H.L. Mencken agrees with me on the proper position for reading: "I not only read in bed every night; I also do nearly all my daylight reading lying down. I believe fully in the Chinese maxim that it is foolish to do anything standing up that can be done sitting, or anything sitting that can be done stretched out."
Bob Dylan’s awkward dinner at the Coppolas' circa 1975 (in the words of Eleanor Coppola): "He came with Marlon Brando and some people after Bill Graham's concert. Francis made a huge pot of spaghetti with olive oil, garlic and broccoli. I was in the kitchen getting things and everyone sat down at the table. Bob was hanging up his jacket or something. When he got to the dining room all the chairs were filled except one next to the children down at the end, so he sat down there, not near his wife or Marlon or Francis. He sat there looking real glum and about halfway through he got up and left."

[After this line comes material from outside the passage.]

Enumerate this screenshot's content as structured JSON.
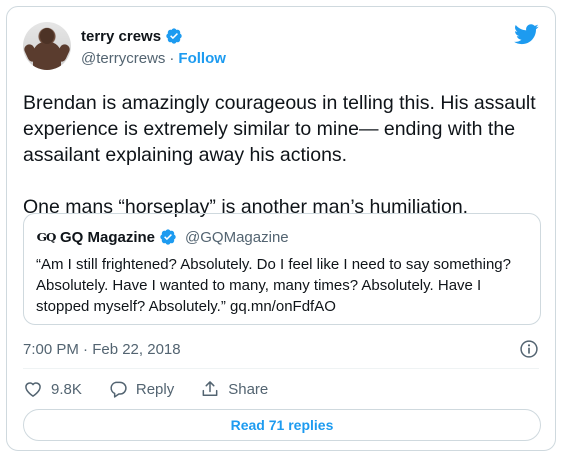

Andy Warhol encounters an ex-President, June 5th, 1982:
I went into one of those Korean produce stores and there were about 15 people in there, it was mobbed, and I listened to this guy rave about a pineapple for ten minutes and by the time he was through, I was dying to get one, too.
He was saying, 'I want it ripe and ready! Juicy! Luscious! Ready to eat, right off the bat!' And then I turned around and it was Nixon. And one of his daughters was with him, but looking older — maybe Julie, I think. And he looked pudgy, like a Dickens character, fat with a belly. And they had him sign for the bill. There were secret service with him. And the girl at the cash register said he was 'Number One Charge'.
2 Comments
5 months ago
Great review. The idea of Nixon at a Korean grocery is so surreal I almost wonder if Warhol made it up
5 months ago
Thanks! Though I just noticed a chunk of text dropped out somehow. God, I hadn’t thought of that possibility re: Warhol. I hope it really happened. It’s the kind of thing that could have happened in the 80’s in New York.